India fleshes out manufacturing cluster program to cut Chinese imports

Print 10 June 2015
EJ Lane / FeircePharmaAsia

India's plans to boost domestic drug manufacturing and cut reliance on imports from China could include a 15-year tax holiday, low-cost space at industrial parks and subsidies on interest owed to banks, according to Bloomberg TV India.

The package was first outlined in April this year as part of Prime Minister Narendra Modi's "Make in India" campaign to boost local employment in conjunction with an ongoing effort to cut the costs of bulk and essential drugs.

Unlike ChinaIndia has moved more slowly to consider e-commerce in drug sales or market-based pricing and India's minister for oversight of pharmaceuticals, Ananth Kumar, recently noted that 350 additional drugs had been brought under price controls in the past 10 months and other plans are already driving down costs.

As well, the government plans to greatly expand its own pharmacies, called Jan Aushadhi, to sell generic lifesaving drugs.

But it is manufacturing that has captured Modi's attention as he looks for ways to boost employment after just over a year in office of a 5-year term.
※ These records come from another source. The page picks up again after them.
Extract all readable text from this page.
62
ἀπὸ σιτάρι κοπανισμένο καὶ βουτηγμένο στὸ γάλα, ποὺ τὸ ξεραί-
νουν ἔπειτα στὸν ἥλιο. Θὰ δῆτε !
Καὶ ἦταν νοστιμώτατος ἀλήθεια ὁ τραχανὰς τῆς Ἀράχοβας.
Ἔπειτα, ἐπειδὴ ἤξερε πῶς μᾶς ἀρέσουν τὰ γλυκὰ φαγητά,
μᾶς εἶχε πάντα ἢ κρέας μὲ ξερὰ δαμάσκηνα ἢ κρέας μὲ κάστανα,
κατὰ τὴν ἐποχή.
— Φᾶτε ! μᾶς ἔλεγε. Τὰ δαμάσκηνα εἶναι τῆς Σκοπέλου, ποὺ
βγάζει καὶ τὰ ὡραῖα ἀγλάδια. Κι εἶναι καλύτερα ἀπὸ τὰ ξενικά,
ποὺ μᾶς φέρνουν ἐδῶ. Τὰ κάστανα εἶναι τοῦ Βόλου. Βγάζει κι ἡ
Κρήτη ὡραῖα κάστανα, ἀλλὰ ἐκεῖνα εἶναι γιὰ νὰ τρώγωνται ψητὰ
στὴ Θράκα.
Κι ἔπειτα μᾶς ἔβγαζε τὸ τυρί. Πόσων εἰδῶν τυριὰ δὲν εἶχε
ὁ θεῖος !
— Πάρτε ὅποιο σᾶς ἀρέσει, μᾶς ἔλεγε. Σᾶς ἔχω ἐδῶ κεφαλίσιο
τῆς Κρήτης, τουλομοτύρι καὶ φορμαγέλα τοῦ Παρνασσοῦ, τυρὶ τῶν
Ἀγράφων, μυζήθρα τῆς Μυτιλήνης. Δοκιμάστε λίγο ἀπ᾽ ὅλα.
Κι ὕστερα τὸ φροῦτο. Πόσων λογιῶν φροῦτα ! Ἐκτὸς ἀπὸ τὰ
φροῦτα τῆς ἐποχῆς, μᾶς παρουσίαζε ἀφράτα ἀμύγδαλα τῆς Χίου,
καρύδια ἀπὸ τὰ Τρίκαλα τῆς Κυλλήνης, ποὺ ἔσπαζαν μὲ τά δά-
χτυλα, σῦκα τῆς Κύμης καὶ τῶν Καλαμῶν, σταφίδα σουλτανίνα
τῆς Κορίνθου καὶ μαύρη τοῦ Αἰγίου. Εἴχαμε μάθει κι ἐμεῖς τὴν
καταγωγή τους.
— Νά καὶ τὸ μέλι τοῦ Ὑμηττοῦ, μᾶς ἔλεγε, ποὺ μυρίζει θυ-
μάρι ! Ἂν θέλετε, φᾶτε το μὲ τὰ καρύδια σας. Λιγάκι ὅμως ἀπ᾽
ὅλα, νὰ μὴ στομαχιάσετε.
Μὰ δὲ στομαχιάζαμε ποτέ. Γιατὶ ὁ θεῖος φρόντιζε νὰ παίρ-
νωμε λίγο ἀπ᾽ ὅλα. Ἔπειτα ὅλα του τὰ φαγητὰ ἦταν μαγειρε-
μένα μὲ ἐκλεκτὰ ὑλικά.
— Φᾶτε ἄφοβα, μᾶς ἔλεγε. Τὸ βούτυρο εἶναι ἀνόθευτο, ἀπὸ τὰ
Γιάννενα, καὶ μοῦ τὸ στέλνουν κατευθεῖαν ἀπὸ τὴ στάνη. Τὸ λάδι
Bloomberg TV India said that Kumar's Chemicals and Fertilisers Ministry proposed the new manufacturing policy this week based recommendations from a committee looking into the manufacture of bulk drugs, or active pharmaceutical ingredients.

Among the suggestions is a new Bulk Drug Authority and the possible revival of state-run companies, including Hindustan Antibiotics, to ramp up output quickly.

Earlier this year, the Chemicals and Fertilisers Ministry told Parliament recently that India was reliant on China for the bulk drugs needed to make 12 drugs on the nation's list of essential medicines and that China was dumping its bulk drugs in India.